Perspectief voor insectenbestrijding in bieten met chemische én groene middelen
Vertify (voorheen Proeftuin Zwaagdijk en Demokwekerij Westland) hebben in Wieringerwerf (NH), Wijster (DR) en Nieuwendijk (NB) veldproeven gedaan met insectenbestrijding in suikerbieten. Doel van deze proeven was om een goed alternatief te vinden voor zaadcoating met de per 2019 verboden neonicotinoïden. In dit onderzoek zijn zowel chemische als biologische middelen meegenomen. Alle proeven zijn beoordeeld op aanwezige insecten, wegval van planten door insecten en het percentage schade. BO Akkerbouw is financier van dit onderzoek.
Behandeling tijdens het zaaien
Uit de proeven op de drie locaties blijkt dat alle chemische behandelingen op het gebied van insectendoding een beter resultaat hadden dan de groene middelen. Maar de groene middelen hebben zeker potentie, benadrukt projectleider Joris Roskam van Vertify.

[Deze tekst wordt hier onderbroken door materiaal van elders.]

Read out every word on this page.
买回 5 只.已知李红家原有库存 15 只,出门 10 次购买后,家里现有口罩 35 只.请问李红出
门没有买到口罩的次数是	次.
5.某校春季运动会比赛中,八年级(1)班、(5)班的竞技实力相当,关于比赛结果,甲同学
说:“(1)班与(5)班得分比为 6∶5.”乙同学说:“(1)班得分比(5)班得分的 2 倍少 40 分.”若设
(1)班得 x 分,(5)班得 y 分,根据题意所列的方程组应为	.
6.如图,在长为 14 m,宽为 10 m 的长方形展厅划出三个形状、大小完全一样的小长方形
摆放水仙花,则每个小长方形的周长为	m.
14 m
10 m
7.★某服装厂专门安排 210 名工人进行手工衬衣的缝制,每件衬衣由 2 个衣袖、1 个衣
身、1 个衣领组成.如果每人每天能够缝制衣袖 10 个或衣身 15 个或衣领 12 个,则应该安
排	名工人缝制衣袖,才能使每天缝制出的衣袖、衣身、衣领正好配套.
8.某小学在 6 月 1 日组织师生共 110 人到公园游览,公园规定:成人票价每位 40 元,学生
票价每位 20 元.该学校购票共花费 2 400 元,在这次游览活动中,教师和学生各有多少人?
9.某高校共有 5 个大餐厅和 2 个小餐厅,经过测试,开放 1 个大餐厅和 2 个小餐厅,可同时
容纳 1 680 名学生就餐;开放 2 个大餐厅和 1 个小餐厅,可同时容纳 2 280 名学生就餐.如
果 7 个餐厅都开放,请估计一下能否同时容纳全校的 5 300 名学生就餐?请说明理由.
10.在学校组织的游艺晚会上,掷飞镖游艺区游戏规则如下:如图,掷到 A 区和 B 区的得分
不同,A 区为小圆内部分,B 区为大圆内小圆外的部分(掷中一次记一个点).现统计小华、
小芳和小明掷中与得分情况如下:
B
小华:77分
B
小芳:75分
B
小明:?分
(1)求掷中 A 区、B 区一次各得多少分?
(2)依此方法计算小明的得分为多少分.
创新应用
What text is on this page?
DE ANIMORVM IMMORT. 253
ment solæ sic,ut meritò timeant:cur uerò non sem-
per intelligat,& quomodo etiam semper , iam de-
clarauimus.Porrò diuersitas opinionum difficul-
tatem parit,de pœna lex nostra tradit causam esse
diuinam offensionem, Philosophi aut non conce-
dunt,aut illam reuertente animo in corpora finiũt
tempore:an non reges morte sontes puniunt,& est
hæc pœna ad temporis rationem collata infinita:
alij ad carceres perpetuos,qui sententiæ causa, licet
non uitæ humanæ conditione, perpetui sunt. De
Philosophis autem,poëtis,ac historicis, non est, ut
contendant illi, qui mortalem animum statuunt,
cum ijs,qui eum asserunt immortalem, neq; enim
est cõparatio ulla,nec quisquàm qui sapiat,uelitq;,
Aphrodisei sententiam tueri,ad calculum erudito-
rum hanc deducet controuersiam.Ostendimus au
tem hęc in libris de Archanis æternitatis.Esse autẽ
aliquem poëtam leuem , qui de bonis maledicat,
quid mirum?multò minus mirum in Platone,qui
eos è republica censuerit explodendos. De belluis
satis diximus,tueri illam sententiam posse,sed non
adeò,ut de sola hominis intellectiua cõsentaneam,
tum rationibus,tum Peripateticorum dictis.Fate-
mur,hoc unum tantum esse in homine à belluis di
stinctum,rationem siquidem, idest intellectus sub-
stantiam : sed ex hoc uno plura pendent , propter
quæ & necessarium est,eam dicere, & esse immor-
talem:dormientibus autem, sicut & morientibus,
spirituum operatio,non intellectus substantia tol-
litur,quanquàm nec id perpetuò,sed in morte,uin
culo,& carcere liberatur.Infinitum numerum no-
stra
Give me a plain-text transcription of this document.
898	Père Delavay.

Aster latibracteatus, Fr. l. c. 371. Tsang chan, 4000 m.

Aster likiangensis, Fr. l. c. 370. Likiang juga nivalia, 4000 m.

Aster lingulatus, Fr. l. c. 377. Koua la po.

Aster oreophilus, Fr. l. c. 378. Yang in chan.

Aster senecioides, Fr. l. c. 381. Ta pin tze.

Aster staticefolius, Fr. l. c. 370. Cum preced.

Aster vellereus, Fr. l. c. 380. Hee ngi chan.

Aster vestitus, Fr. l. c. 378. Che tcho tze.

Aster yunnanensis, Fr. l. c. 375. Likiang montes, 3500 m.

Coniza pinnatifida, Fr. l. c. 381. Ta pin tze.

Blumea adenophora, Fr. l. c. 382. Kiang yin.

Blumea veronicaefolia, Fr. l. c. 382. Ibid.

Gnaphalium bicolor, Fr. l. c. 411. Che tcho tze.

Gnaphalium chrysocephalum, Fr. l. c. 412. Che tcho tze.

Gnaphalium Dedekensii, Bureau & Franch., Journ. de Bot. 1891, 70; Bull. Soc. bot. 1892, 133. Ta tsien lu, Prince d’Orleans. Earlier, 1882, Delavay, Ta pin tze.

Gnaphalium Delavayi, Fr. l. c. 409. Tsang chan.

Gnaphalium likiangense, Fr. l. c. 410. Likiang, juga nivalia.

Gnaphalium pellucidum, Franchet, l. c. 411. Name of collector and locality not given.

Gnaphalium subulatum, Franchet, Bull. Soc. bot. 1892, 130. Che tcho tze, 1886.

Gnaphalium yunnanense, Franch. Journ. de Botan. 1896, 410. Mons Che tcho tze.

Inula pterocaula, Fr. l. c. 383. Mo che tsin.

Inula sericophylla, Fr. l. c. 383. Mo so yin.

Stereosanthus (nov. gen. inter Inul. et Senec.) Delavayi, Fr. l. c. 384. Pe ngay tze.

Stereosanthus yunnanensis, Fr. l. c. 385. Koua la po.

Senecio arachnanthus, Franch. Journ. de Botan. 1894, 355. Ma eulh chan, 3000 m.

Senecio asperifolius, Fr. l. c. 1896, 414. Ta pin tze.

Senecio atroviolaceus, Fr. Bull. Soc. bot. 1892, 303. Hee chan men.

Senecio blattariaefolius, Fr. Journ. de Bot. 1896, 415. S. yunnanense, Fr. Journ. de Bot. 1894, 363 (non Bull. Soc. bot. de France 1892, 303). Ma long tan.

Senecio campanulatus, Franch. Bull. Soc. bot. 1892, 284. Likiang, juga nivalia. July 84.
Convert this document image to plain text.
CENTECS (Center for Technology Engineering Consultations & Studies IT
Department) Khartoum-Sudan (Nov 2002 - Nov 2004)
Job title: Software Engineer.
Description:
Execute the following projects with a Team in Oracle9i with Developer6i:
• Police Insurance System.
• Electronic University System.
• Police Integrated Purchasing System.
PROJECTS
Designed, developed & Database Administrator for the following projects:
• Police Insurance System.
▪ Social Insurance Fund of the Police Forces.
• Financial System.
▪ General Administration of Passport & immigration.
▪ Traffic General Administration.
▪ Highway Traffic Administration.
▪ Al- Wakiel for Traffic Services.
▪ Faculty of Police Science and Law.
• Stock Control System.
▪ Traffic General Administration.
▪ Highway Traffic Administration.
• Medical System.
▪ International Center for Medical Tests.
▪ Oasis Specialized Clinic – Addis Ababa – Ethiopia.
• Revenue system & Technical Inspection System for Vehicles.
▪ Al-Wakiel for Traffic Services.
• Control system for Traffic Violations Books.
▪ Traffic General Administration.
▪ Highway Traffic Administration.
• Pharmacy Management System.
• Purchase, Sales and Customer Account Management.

Ook blijkt dat een behandeling tijdens het zaaien het makkelijker helpt bij een lagere insectendruk na opkomst van het gewas. Dit geldt voor zowel de chemische als groene producten.
Ook een spuitschema van biologische en chemische middelen kan tot een goed resultaat leiden, blijkt uit het onderzoek. Het toevoegen in een schema (bijvoorbeeld een veertiendaags schema) van een chemisch product aan een groen middel zou de hoeveelheid insecten kunnen verminderen. Ook kunnen groene middelen worden gecombineerd op basis van de eigenschappen van de producten, bijvoorbeeld een combinatie van producten met contactwerking met producten die een verjagende werking hebben.
Spuittechniek
In het vervolgonderzoek wordt onder meer gekeken naar de impact van spuittechniek op het effect van de gebruikte middelen. Een deel van de groene middelen heeft minder een systemische werking dan contactmiddelen, waardoor deze middelen alleen effectief zijn als de insecten worden geraakt. Spuittechnieken waarbij de onderkant van het blad wordt geraakt zou dan ook een beter resultaat kunnen geven.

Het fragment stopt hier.